Although he’s never come clean, clearly Turnbull has been petrified that Trump might walk away from the refugee deal that the prime minister struck with president Obama, which will result in the US taking 1,250 asylum seekers from Australia’s concentration camps in Nauru and Papua New Guinea. Turnbull knew that if the deal fell through, the conservatives in his cabinet would maul him like a pack of slavering dogs.

So in the federal cabinet, it’s been a case of “Yes, sir, no sir, three bags full sir”. A four month ban on refugees? No problem, Mr President. A ban on those holding passports from seven Muslim-majority countries? The height of common sense. A ban on Australians holding dual citizenship with one of those countries? Let’s not get too upset. Trump walks away from the Trans-Pacific Partnership? Turnbull’s response – the TPP isn’t dead, just resting. Incoming secretary of state Rex Tillerson says he’ll go to war with China? A US military build up in the region is only a good thing. Can I puff up your cushion and fetch you another drink?

Two months of self-abasement has come to nothing, with Donald Trump now strongly signalling that he wants to dump the refugee deal and rub Turnbull’s face in it at the same time. The US government previously issued a statement claiming that the prime minister’s phone conversation with Trump on 28 January was cordial and productive.

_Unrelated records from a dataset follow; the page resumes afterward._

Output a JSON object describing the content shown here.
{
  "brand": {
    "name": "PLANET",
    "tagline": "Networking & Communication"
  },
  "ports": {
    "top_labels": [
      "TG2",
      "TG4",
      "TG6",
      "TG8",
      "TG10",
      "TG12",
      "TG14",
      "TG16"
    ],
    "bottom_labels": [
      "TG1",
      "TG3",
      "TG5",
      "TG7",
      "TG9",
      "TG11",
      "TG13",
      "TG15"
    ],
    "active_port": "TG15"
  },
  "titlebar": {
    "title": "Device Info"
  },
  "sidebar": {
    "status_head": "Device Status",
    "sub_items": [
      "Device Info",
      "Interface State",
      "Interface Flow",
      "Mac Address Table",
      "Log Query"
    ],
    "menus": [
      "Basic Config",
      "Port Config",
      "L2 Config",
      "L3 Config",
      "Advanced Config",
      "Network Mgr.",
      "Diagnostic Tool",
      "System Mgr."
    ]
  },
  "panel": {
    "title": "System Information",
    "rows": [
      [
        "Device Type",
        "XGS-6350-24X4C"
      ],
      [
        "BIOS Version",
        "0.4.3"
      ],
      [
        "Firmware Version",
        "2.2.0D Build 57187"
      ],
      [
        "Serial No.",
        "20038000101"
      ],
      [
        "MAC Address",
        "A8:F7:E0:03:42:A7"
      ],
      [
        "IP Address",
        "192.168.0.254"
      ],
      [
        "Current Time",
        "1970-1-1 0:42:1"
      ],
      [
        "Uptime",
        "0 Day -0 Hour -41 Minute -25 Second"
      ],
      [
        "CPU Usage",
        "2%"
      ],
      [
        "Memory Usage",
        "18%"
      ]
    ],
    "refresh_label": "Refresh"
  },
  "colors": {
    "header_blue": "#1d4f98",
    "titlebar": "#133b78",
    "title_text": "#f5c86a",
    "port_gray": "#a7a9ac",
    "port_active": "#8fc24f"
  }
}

It has now been revealed, presumably by one of the three other people in Trump’s office at the time, that the president told Turnbull that “this was the worst call by far” of all his calls with world leaders and abruptly ended the conversation just 25 minutes into a scheduled one-hour call. This to one of the US’s longest-standing allies, who the president might have been expected to humour. If you didn’t know Turnbull yourself, you might almost feel your toes curl up in embarrassment on his behalf.

So Turnbull comes out looking like a fool. Inept. Tactically dumb. Whatever you want to call it, Turnbull has failed at politics 101. Did he not notice Trump’s basic character flaws, his arrogance, his egotism, his inconsistency, his failure to honour promises? Have the press exposés of the last 12 months not been enough to drum into his stupid private schoolboy’s head that Trump would smell his fear and turn it against him? Did Turnbull think that appeasing the crook in Washington was ever going to end well?

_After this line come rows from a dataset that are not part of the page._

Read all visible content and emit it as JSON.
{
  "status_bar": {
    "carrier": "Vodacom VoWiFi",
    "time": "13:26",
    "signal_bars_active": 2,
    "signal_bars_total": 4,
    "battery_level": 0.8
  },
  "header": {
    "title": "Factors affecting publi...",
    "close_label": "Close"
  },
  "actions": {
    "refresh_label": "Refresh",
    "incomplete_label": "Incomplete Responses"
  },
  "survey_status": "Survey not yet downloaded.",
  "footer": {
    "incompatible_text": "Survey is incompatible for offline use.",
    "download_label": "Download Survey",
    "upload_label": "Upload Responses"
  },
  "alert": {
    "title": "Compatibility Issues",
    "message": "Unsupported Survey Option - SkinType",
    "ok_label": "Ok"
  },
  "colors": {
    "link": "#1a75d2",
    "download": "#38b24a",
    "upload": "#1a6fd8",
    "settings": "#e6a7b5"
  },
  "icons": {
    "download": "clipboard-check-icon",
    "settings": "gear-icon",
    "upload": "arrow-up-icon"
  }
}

Turnbull isn’t just a fool but a monster. All of this crawling, all of this snivelling, was to protect a deal that is in itself an abomination. More than 1,000 refugees currently held in barbaric conditions for years on end were going to be shipped off to the United States after they had thrown themselves at the mercy of the Australian authorities, when they had demanded that the Australian government live up to the commitments to the Refugee Convention that it had voluntarily signed. Australia is not a poor country. Australia is not short of space. We should be welcoming the refugees with open arms. Instead, Turnbull was trying to punt them to the other side of the Pacific Ocean.

Turnbull and the Australian embassy in Washington will even now probably be trying to get the refugee deal back up. More sweeteners will be offered. Maybe more support for a US confrontation with China? Maybe a tax deal for US multinationals? We’ll probably never know. But Trump well knows the art of the deal: never give a sucker an even break. He’s got Turnbull crawling on his knees now – Trump’s every instinct will be to give him another kick.

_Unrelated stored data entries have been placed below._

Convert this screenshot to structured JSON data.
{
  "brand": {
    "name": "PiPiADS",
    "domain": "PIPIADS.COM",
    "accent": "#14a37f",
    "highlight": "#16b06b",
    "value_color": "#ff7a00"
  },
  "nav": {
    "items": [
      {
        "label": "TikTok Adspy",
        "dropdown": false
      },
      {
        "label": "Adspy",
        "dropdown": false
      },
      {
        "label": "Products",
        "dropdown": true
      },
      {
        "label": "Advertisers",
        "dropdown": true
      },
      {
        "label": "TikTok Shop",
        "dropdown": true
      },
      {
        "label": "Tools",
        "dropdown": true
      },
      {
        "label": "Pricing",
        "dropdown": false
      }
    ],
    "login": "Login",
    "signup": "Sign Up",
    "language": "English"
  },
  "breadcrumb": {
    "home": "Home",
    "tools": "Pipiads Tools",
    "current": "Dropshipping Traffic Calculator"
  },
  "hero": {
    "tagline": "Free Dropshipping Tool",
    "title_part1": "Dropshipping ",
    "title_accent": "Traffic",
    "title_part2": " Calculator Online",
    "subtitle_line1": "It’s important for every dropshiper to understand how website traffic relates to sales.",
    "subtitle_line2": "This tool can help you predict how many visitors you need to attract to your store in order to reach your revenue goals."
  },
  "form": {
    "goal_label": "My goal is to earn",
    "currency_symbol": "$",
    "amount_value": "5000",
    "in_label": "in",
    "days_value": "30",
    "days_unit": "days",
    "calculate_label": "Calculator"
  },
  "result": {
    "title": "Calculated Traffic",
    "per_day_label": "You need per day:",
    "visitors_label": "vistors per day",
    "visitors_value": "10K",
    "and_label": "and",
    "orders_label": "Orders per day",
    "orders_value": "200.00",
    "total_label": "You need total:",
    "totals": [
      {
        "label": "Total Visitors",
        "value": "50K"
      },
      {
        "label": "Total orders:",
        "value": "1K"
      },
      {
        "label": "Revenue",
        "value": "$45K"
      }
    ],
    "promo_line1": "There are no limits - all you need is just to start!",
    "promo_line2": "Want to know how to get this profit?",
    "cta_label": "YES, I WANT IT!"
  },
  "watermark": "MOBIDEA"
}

The solution is obvious. One, the Australian government needs to tell the US president where to jump. No cooperation with his military escalation with China. No slavish support for whatever reactionary thought next drops into his head. Two, let the refugees in. The Australian government must close the disgusting hellholes on Manus Island and Nauru and bring the asylum seekers Australia.

But I’m not holding my breath. Turnbull is unlikely to challenge Trump’s reactionary agenda for the simple reason that the Australian government shares it. As his ministers – Dutton and Morrison – have so obligingly informed us: we did it first, Trump’s just following our lead. Locked up refugees. Barred processing refugees from named countries. Australia wins the gold medal for inhumanity.

I’m not going to be waiting for Turnbull to turn over a new leaf. But this is a wake-up call. Trump gets his way through ignoring all the niceties of political convention. We need to do the same.